C’è un altro aspetto, forse ancora più importante: non abbiamo scelto le persone con cui conviviamo in quel posto così tante ore ogni giorno, e spesso non sono nemmeno di nostro gradimento. Colleghi, superiori, anche sottoposti sono stati assunti in precedenza rispetto alla nostra stessa assunzione e comunque non da noi stessi (le aziende stesse spesso, nella maggior parte dei casi, non si ritrovano a “scegliere” realmente il proprio personale, nel senso che debbono “accontentarsi” di “scegliere” tra i candidati disponibili).

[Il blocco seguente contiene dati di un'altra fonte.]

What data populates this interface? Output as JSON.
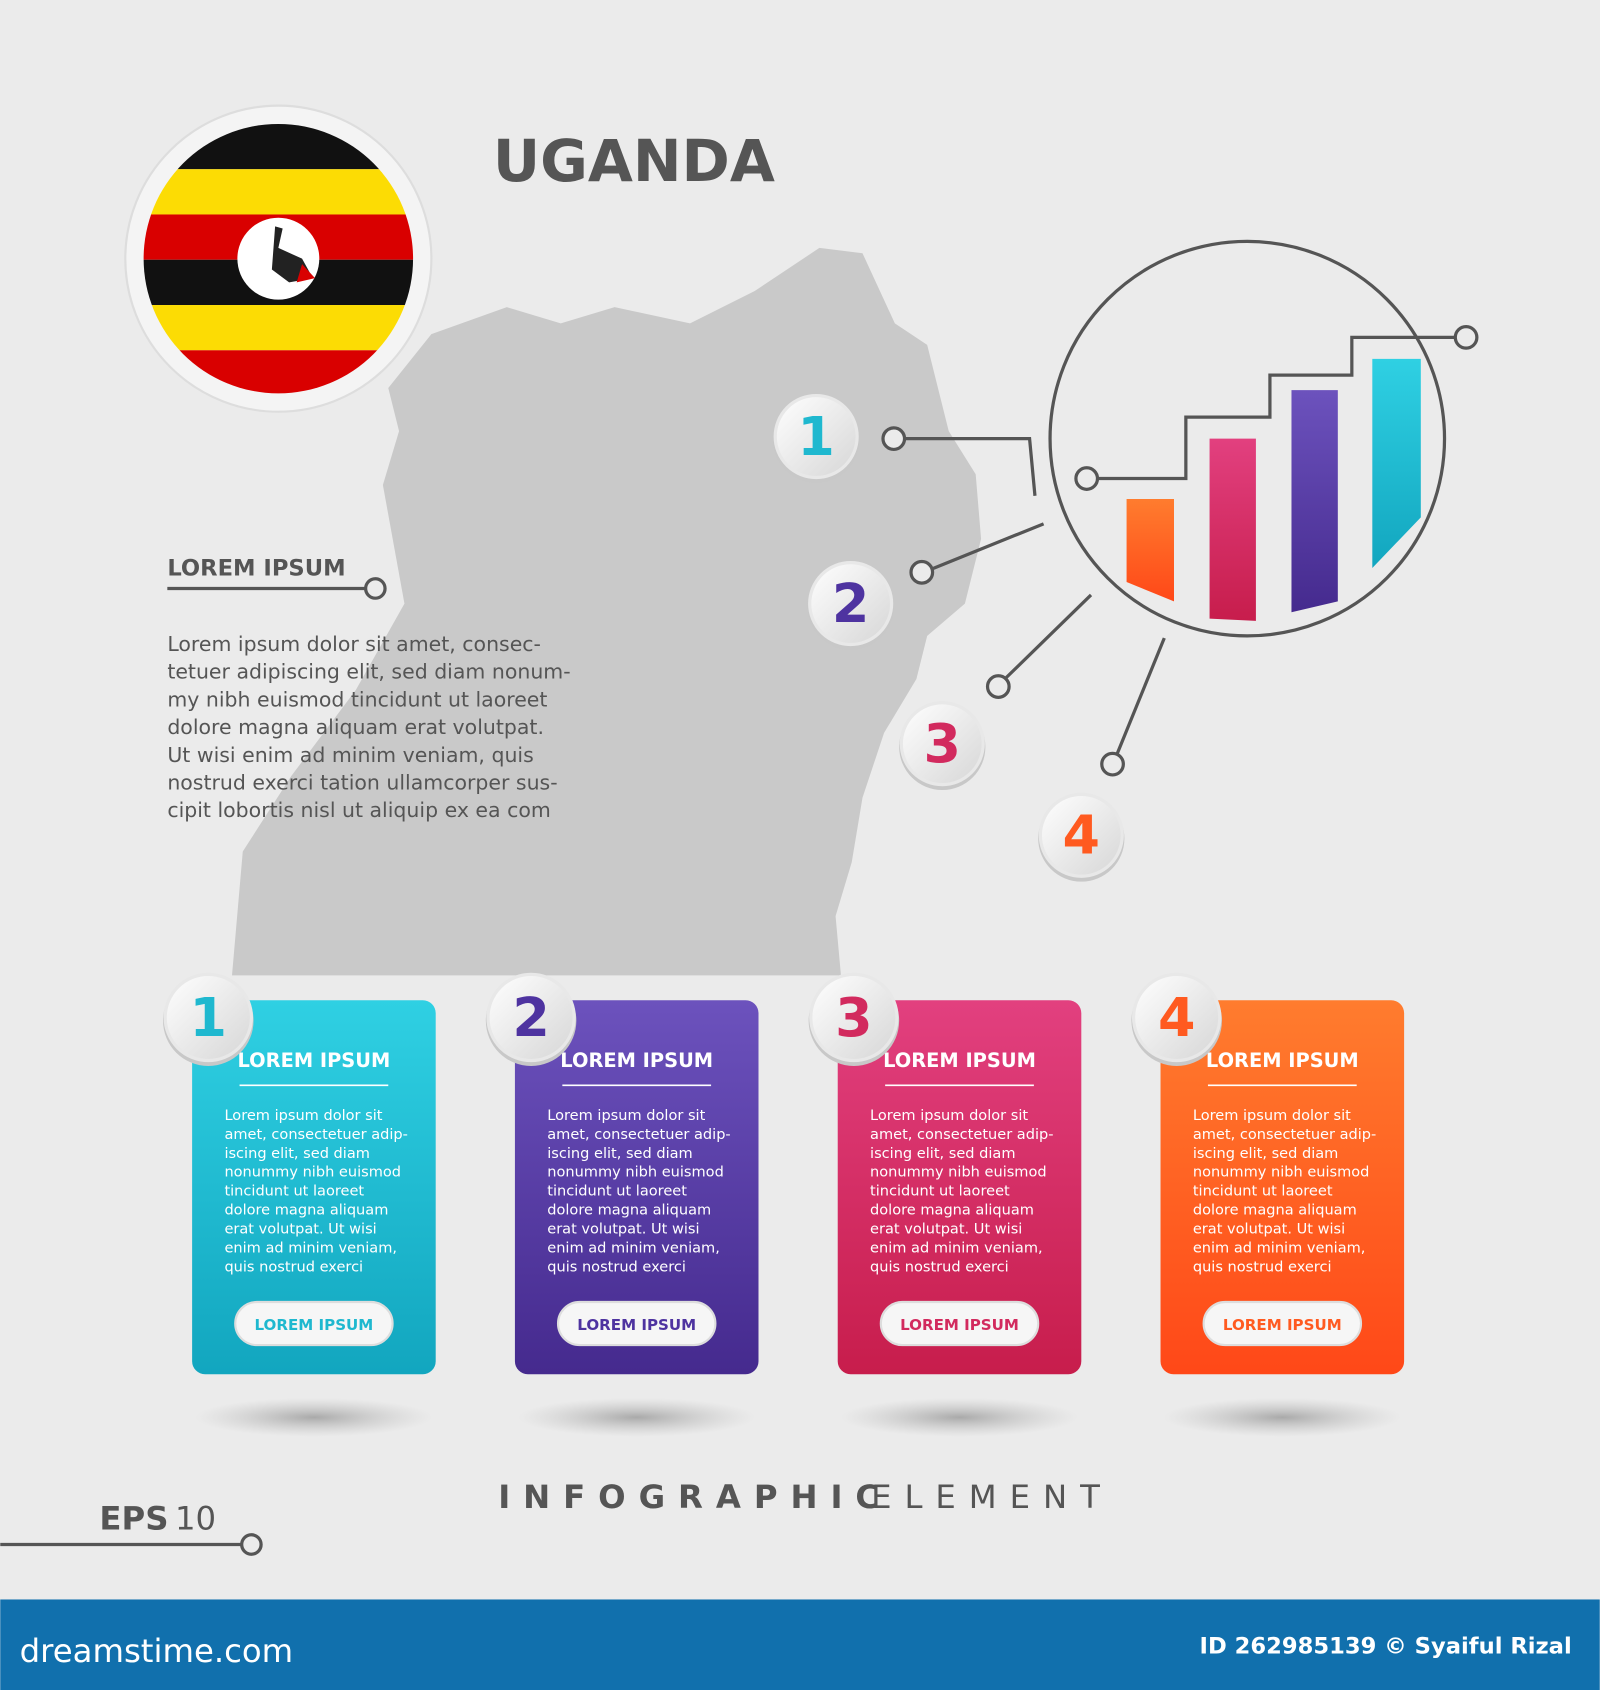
{
  "header": {
    "title": "UGANDA"
  },
  "sidebar": {
    "heading": "LOREM IPSUM",
    "lines": [
      "Lorem ipsum dolor sit amet, consec-",
      "tetuer adipiscing elit, sed diam nonum-",
      "my nibh euismod tincidunt ut laoreet",
      "dolore magna aliquam erat volutpat.",
      "Ut wisi enim ad minim veniam, quis",
      "nostrud exerci tation ullamcorper sus-",
      "cipit lobortis nisl ut aliquip ex ea com"
    ]
  },
  "markers": [
    "1",
    "2",
    "3",
    "4"
  ],
  "cards": [
    {
      "number": "1",
      "title": "LOREM IPSUM",
      "lines": [
        "Lorem ipsum dolor sit",
        "amet, consectetuer adip-",
        "iscing elit, sed diam",
        "nonummy nibh euismod",
        "tincidunt ut laoreet",
        "dolore magna aliquam",
        "erat volutpat. Ut wisi",
        "enim ad minim veniam,",
        "quis nostrud exerci"
      ],
      "button": "LOREM IPSUM"
    },
    {
      "number": "2",
      "title": "LOREM IPSUM",
      "lines": [
        "Lorem ipsum dolor sit",
        "amet, consectetuer adip-",
        "iscing elit, sed diam",
        "nonummy nibh euismod",
        "tincidunt ut laoreet",
        "dolore magna aliquam",
        "erat volutpat. Ut wisi",
        "enim ad minim veniam,",
        "quis nostrud exerci"
      ],
      "button": "LOREM IPSUM"
    },
    {
      "number": "3",
      "title": "LOREM IPSUM",
      "lines": [
        "Lorem ipsum dolor sit",
        "amet, consectetuer adip-",
        "iscing elit, sed diam",
        "nonummy nibh euismod",
        "tincidunt ut laoreet",
        "dolore magna aliquam",
        "erat volutpat. Ut wisi",
        "enim ad minim veniam,",
        "quis nostrud exerci"
      ],
      "button": "LOREM IPSUM"
    },
    {
      "number": "4",
      "title": "LOREM IPSUM",
      "lines": [
        "Lorem ipsum dolor sit",
        "amet, consectetuer adip-",
        "iscing elit, sed diam",
        "nonummy nibh euismod",
        "tincidunt ut laoreet",
        "dolore magna aliquam",
        "erat volutpat. Ut wisi",
        "enim ad minim veniam,",
        "quis nostrud exerci"
      ],
      "button": "LOREM IPSUM"
    }
  ],
  "footer": {
    "bold": "INFOGRAPHIC",
    "light": "ELEMENT",
    "eps": "EPS",
    "eps_version": "10"
  },
  "watermark_bar": {
    "site": "dreamstime.com",
    "credit": "ID 262985139 © Syaiful Rizal"
  }
}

In sostanza, ci troviamo, per tante ore ogni giorno in un luogo, forzatamente, per la nostra sopravvivenza economica, per stare poi con persone non scelte da noi. Tale circostanza, per sua natura, si presenta come la radice di un altissimo potenziale conflittuale. È intuitivo pensare quanto sia facile che una piccola scintilla, un piccolo diverbio o un confronto tra due opinioni contrapposte esondino in un conflitto consistente, visto il contesto tensivo nel quale nascono. La frustrazione di “dover” lavorare, l’insoddisfazione che ci deriva dal trovarci con persone sul posto di lavoro non di nostro gradimento, crea una polveriera pronta ad esplodere da un momento all’altro, per un nonnulla. Basta veramente poco a far scoppiare il finimondo.

Si tratta di una condizione “originaria” paragonabile a quella dalla quale è scaturita la prima guerra mondiale, in cui tutte le potenze europee avevano mire imperialistiche e tutte erano insoddisfatte perché ambivano a territori o poteri che assumevano essere di loro appartenenza per diritto. In questa polveriera di nazionalismi, è possibile individuare una scintilla (l’attentato all’erede al trono asburgico dell’Austria-Ungheria) che ha scatenato la grande guerra che nessuno ha voluto ma che nessuno ha nemmeno cercato di evitare. La stessa identica cosa spesso accade sul posto di lavoro. Il conflitto esplode dove imperversa l’insoddisfazione e nessuno fa niente per evitarlo. Ne consegue un cattivo clima aziendale, inefficienza, rapporti avvelenati e soprattutto una dinamica relazionale improntata allo scontro, e non alla collaborazione o alla sinergia.